Nvidia is developing the H100 120GB PCIe computing card
NVIDIA released a new generation of H100 based on the Hopper architecture at the GTC earlier this year for the next generation of accelerated computing platforms. It has 80 billion transistors, is a CoWoS 2.5D wafer-level package, has a single-chip design, and is manufactured using a 4N process tailored by TSMC for Nvidia.
According to the s-ss report, Nvidia is developing an H100 120GB PCIe computing card, which adds 40GB of video memory than the existing H100 80GB PCIe version computing card, but it is not sure whether it is using HBM2e or HBM3, which belongs to the PCIe form factor.

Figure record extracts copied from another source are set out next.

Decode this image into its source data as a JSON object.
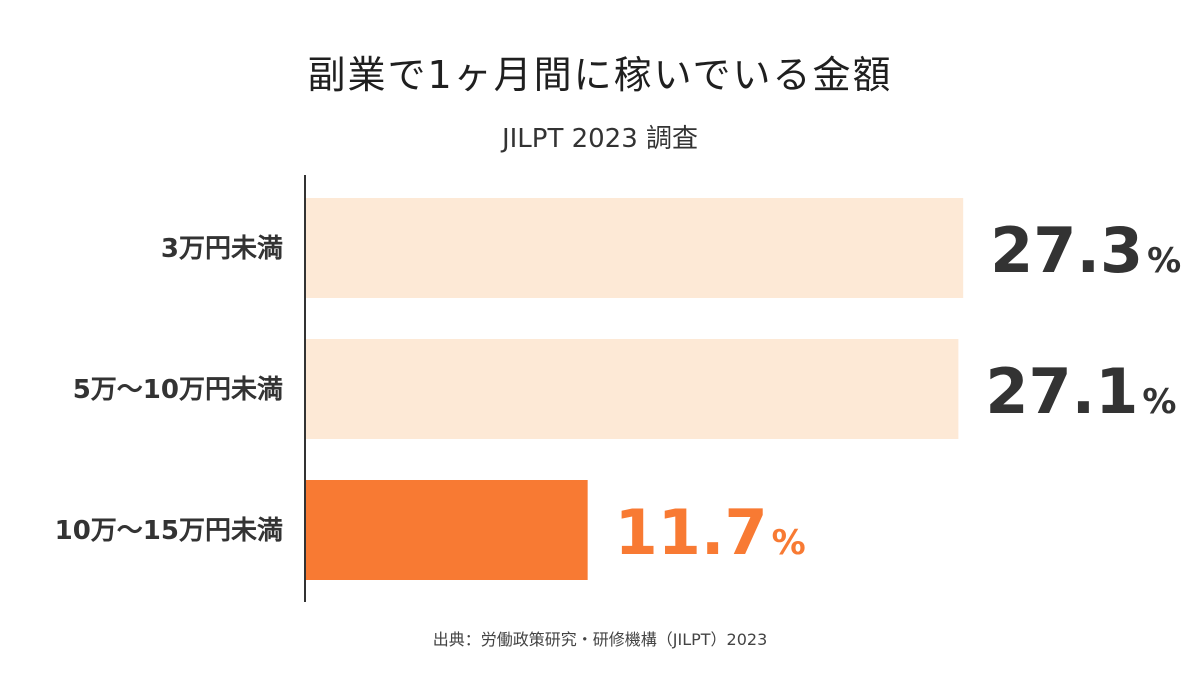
{
  "chart_data": {
    "type": "bar",
    "orientation": "horizontal",
    "title": "副業で1ヶ月間に稼いでいる金額",
    "subtitle": "JILPT 2023 調査",
    "categories": [
      "3万円未満",
      "5万〜10万円未満",
      "10万〜15万円未満"
    ],
    "values": [
      27.3,
      27.1,
      11.7
    ],
    "value_labels": [
      "27.3",
      "27.1",
      "11.7"
    ],
    "unit": "%",
    "xlim": [
      0,
      27.5
    ],
    "grid": false,
    "legend": "none",
    "colors": {
      "bar_default": "#fde9d6",
      "bar_highlight": "#f87a33",
      "label_default": "#333333",
      "label_highlight": "#f87a33",
      "axis": "#333333"
    },
    "highlight_index": 2
  },
  "footer": {
    "source": "出典：労働政策研究・研修機構（JILPT）2023"
  }
}
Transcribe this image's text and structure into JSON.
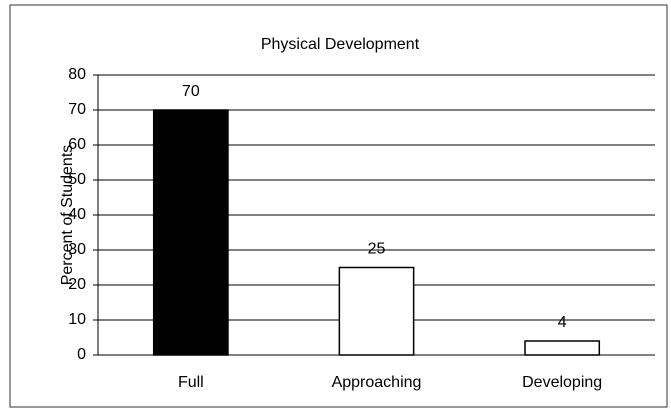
{
  "chart_data": {
    "type": "bar",
    "title": "Physical Development",
    "y_label": "Percent of Students",
    "categories": [
      "Full",
      "Approaching",
      "Developing"
    ],
    "values": [
      70,
      25,
      4
    ],
    "colors": [
      "#000000",
      "#ffffff",
      "#ffffff"
    ],
    "ylim": [
      0,
      80
    ],
    "yticks": [
      0,
      10,
      20,
      30,
      40,
      50,
      60,
      70,
      80
    ],
    "grid": true
  }
}
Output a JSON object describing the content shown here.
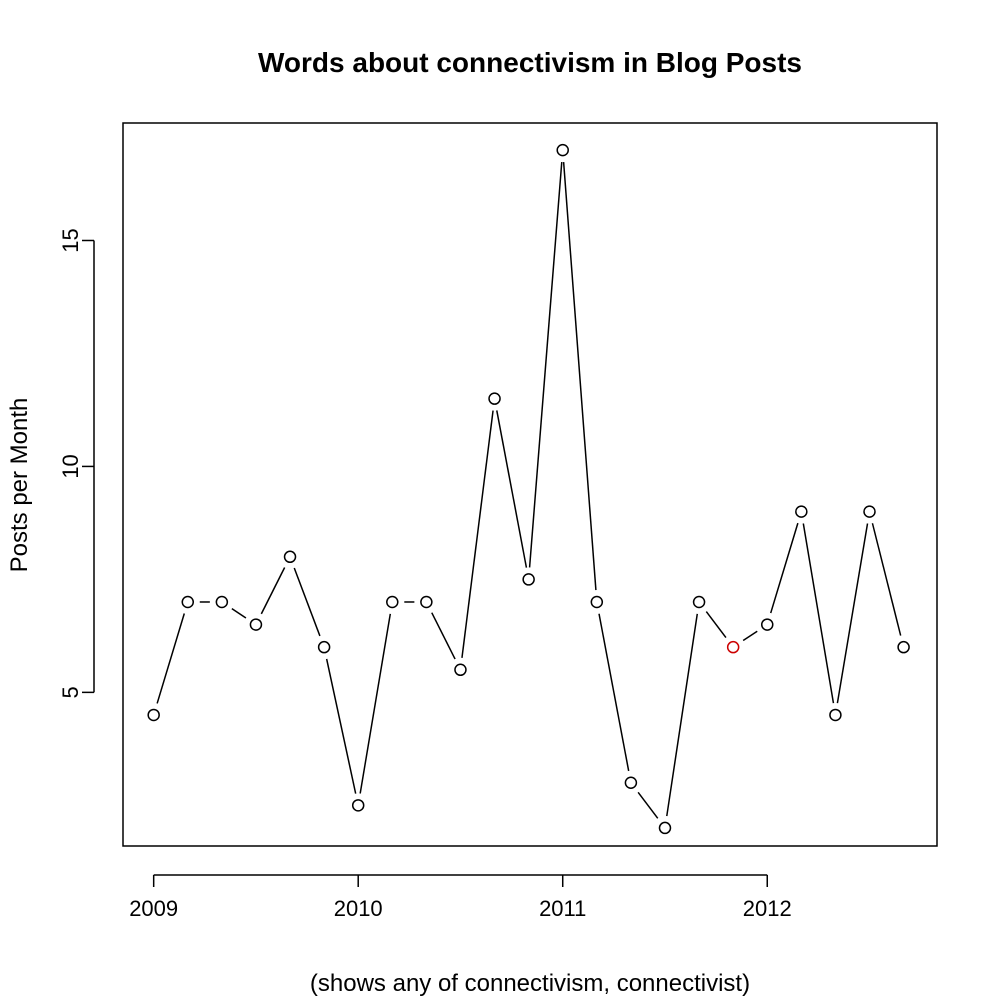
{
  "chart_data": {
    "type": "line",
    "title": "Words about connectivism in Blog Posts",
    "xlabel": "(shows any of connectivism, connectivist)",
    "ylabel": "Posts per Month",
    "x_ticks": [
      "2009",
      "2010",
      "2011",
      "2012"
    ],
    "y_ticks": [
      "5",
      "10",
      "15"
    ],
    "x": [
      "2009-01",
      "2009-03",
      "2009-05",
      "2009-07",
      "2009-09",
      "2009-11",
      "2010-01",
      "2010-03",
      "2010-05",
      "2010-07",
      "2010-09",
      "2010-11",
      "2011-01",
      "2011-03",
      "2011-05",
      "2011-07",
      "2011-09",
      "2011-11",
      "2012-01",
      "2012-03",
      "2012-05",
      "2012-07",
      "2012-09"
    ],
    "values": [
      4.5,
      7,
      7,
      6.5,
      8,
      6,
      2.5,
      7,
      7,
      5.5,
      11.5,
      7.5,
      17,
      7,
      3,
      2,
      7,
      6,
      6.5,
      9,
      4.5,
      9,
      6
    ],
    "highlighted_point_index": 17,
    "highlight_color": "#cc0000",
    "point_color": "#000000",
    "xlim": [
      2008.85,
      2012.83
    ],
    "ylim": [
      1.6,
      17.6
    ],
    "grid": false,
    "legend": "none"
  }
}
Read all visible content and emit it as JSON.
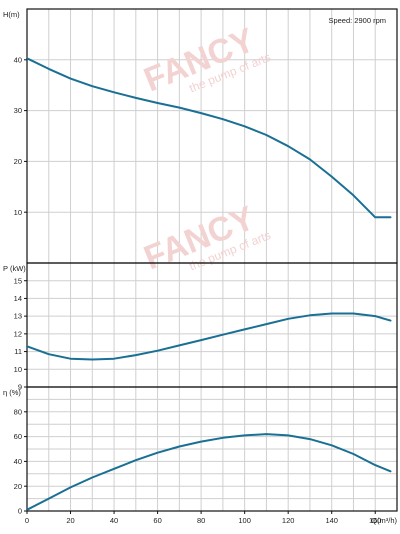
{
  "chart_data": [
    {
      "type": "line",
      "id": "head",
      "ylabel": "H(m)",
      "annotation": "Speed: 2900 rpm",
      "xlim": [
        0,
        170
      ],
      "ylim": [
        0,
        50
      ],
      "yticks": [
        10,
        20,
        30,
        40
      ],
      "grid": true,
      "series": [
        {
          "x": [
            0,
            10,
            20,
            30,
            40,
            50,
            60,
            70,
            80,
            90,
            100,
            110,
            120,
            130,
            140,
            150,
            160,
            167
          ],
          "values": [
            40.3,
            38.2,
            36.3,
            34.8,
            33.6,
            32.5,
            31.5,
            30.6,
            29.5,
            28.3,
            26.9,
            25.2,
            23.0,
            20.4,
            17.0,
            13.3,
            9.0,
            9.0
          ]
        }
      ]
    },
    {
      "type": "line",
      "id": "power",
      "ylabel": "P (kW)",
      "xlim": [
        0,
        170
      ],
      "ylim": [
        9,
        16
      ],
      "yticks": [
        9,
        10,
        11,
        12,
        13,
        14,
        15
      ],
      "grid": true,
      "series": [
        {
          "x": [
            0,
            10,
            20,
            30,
            40,
            50,
            60,
            70,
            80,
            90,
            100,
            110,
            120,
            130,
            140,
            150,
            160,
            167
          ],
          "values": [
            11.3,
            10.85,
            10.6,
            10.55,
            10.6,
            10.8,
            11.05,
            11.35,
            11.65,
            11.95,
            12.25,
            12.55,
            12.85,
            13.05,
            13.15,
            13.15,
            13.0,
            12.75
          ]
        }
      ]
    },
    {
      "type": "line",
      "id": "efficiency",
      "ylabel": "η (%)",
      "xlabel": "Q(m³/h)",
      "xlim": [
        0,
        170
      ],
      "ylim": [
        0,
        100
      ],
      "xticks": [
        0,
        20,
        40,
        60,
        80,
        100,
        120,
        140,
        160
      ],
      "yticks": [
        0,
        20,
        40,
        60,
        80
      ],
      "grid": true,
      "series": [
        {
          "x": [
            0,
            10,
            20,
            30,
            40,
            50,
            60,
            70,
            80,
            90,
            100,
            110,
            120,
            130,
            140,
            150,
            160,
            167
          ],
          "values": [
            1,
            10,
            19,
            27,
            34,
            41,
            47,
            52,
            56,
            59,
            61,
            62,
            61,
            58,
            53,
            46,
            37,
            32
          ]
        }
      ]
    }
  ],
  "watermark": {
    "brand": "FANCY",
    "slogan": "the pump of arts"
  },
  "colors": {
    "curve": "#1a6f94",
    "grid": "#cfcfcf",
    "axis": "#111111",
    "watermark": "#f3d2d2"
  }
}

It is understood that the GH100 chip configuration of this H100 120GB PCIe computing card is higher than the 114 SMs and 14592 FP32 CUDA cores of the existing PCIe version. It is the same chip as the SXM version, that is, 132 groups of SMs, a total of 16896 FP32 CUDA cores, 528 Tensor Cores, and 50MB of L2 cache. This makes the single-precision performance of the H100 120GB PCIe version on par with the SXM version, with a single-precision floating-point performance of about 60 TFLOPS. I don’t know what the power consumption of the H100 120GB PCIe version will be. Currently, the H100 80GB PCIe version is 350W, while the H100 80GB SXM5 version is 700W.
In addition, the GH100 chip size is about 814mm², supports NVIDIA’s fourth-generation NVLink interface, and can provide up to 900 GB/s of bandwidth. At the same time, the GH100 is the first GPU to support the PCIe 5.0 standard and the first to use HBM3. It supports up to six HBM3s with a bandwidth of 3TB/s, which is 1.5 times that of the A100 using HBM2E.
The photo shows that there is also a GeForce RTX ADLCE engineering sample in the device. Although it is not marked, it can be understood that it belongs to the Ada Lovelace architecture GPU. Its TDP is said to be limited to 350W, and the single-precision performance is only 63 to 70 TFLOPS.